Gotham started out as a raw, boring, and unfocused show. We have the death of Bruce Wayne's parents and the germ of his literal growing pains on display. Then there's Jim Gordon, the core focus of Gotham, presented under the guise of a procedural cop drama, solving fanservice cases with his no-nonsense partner. And the subplot involving turf wars? It was only digestible thanks to the profound talent of Robin Lord Taylor as The Penguin (who is still easily one of the best parts of the show).
Gotham was, quite frankly, all over the place until somewhere into season two, when the show embraced its characters, started to connect them, and let the actors run wild with the personas they had crafted over the course of that previous year. Even throwaway characters like Barbara Kean scrapped and fought for a rightful place on the show. Each year it doubles down on its insanity, and it's been paying off in a big way.
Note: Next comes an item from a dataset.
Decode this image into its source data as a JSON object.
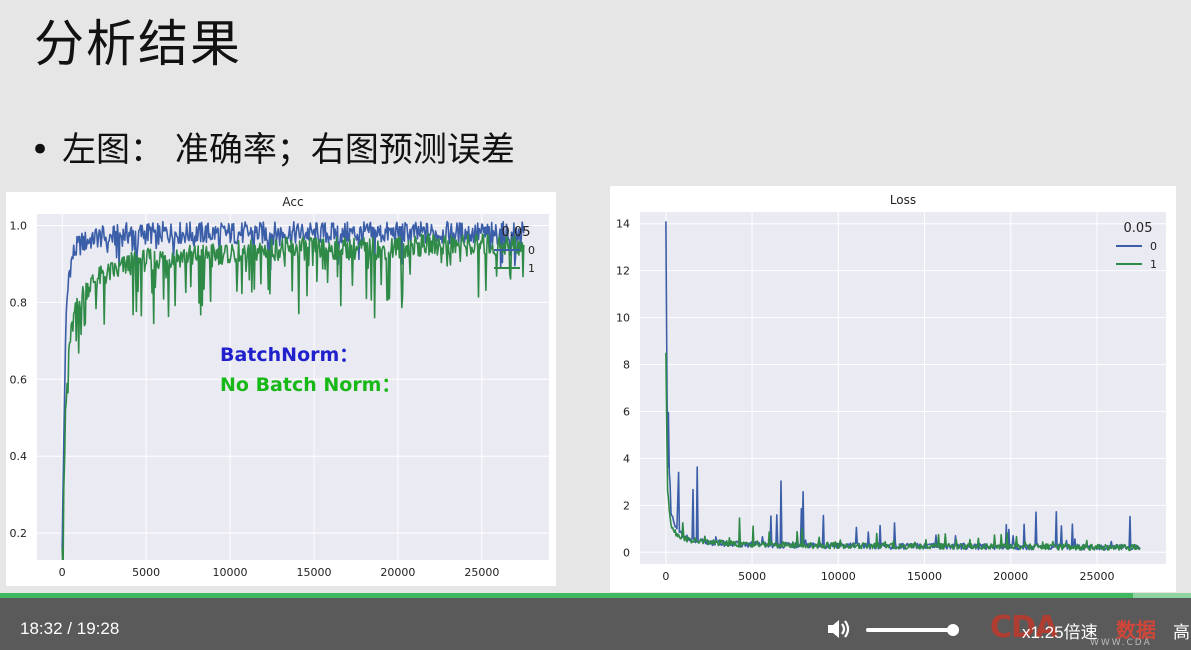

To sort of sum up my thoughts on Gotham thus far: at one point, and this is a spoiler for previous seasons, once I witnessed that Gotham was just going to have a child Bruce Wayne train with the League of Assassins, which was also connected to the Court of Owls -- I realized anything goes in this universe. The writing crew, anchored by John Stephens' opener, goes for broke in season four with more out-there storylines that work in their own, unique, Gotham-ey way.
The huge arcs for this season of Gotham involve Professor Pyg's live-action debut, more Ra's al Ghul/League of Assassins drama, Penguin's ongoing war with the Falcone family, and more Joker. You might notice a recurring theme on "more," and that partially plays into the concept of doubling down. The latter is really the focus though, and why not in the penultimate season? Batman adaptations usually fall back on The Joker, but this time, because of the way Gotham strays from the source material, it works to the show's benefit.
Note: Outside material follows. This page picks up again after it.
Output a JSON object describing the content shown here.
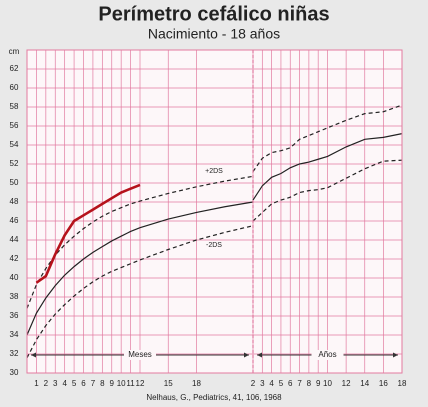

While the first few seasons were content with giving us plotlines that went nowhere or were thrown for a loop after actors exited the project, now we're getting to the point where the writers finish what they started. The Joker's true identity has been something that's been teased before the program even debuted, and now the arc has been fully completed into what is probably the most engrossing storyline, capped by an inspired double-duty performance by Cameron Monaghan.
The Gotham showrunners actually did it -- they adapted The Killing Joke. Even just bringing in elements of the always-controversial classic, even more so due to the latest DC animated adaptation's alterations, has the potential to misfire; but they mostly trod lightly here. In turn, this Joker feels like his own man, free from the shackles of tradition while still paying homage to various bits of Batman history, most notably the visage of Jack Nicholson.
It's interesting how, like the Nolan films, the crew takes bits and pieces of the Batman mythos while still forging their own story. It doesn't always work out, and at this point, Gotham, in turn, is even taking things from Nolan, but it's just deviant enough to keep you guessing rather than say "oh, this is exactly like the comics, but worse" -- a sentiment that used to apply to Gotham in spades.
The final episode, in typical Gotham fashion, gives us several gory deaths and plenty of teases. No less than three major new villains are showcased in rapid-fire fashion in a season-closing vignette. It has me worried that the stage will be too crowded, especially given that there are only 13 episodes left until the show is done and Bruce allegedly makes his full transformation into the Dark Knight. For now though the arcs have mostly been focused, shying away from the hyperactive machinegun plots the writers previously shoved in our faces.
This season of Gotham has had a monumental impact on the series with an actual endgame, and the showrunners are getting one more year to end the story on their own terms. Despite the ups and downs several arcs have given us, it seems as if Gotham is going to be complete, and that the creators at least had some idea of where they wanted to go with it for once.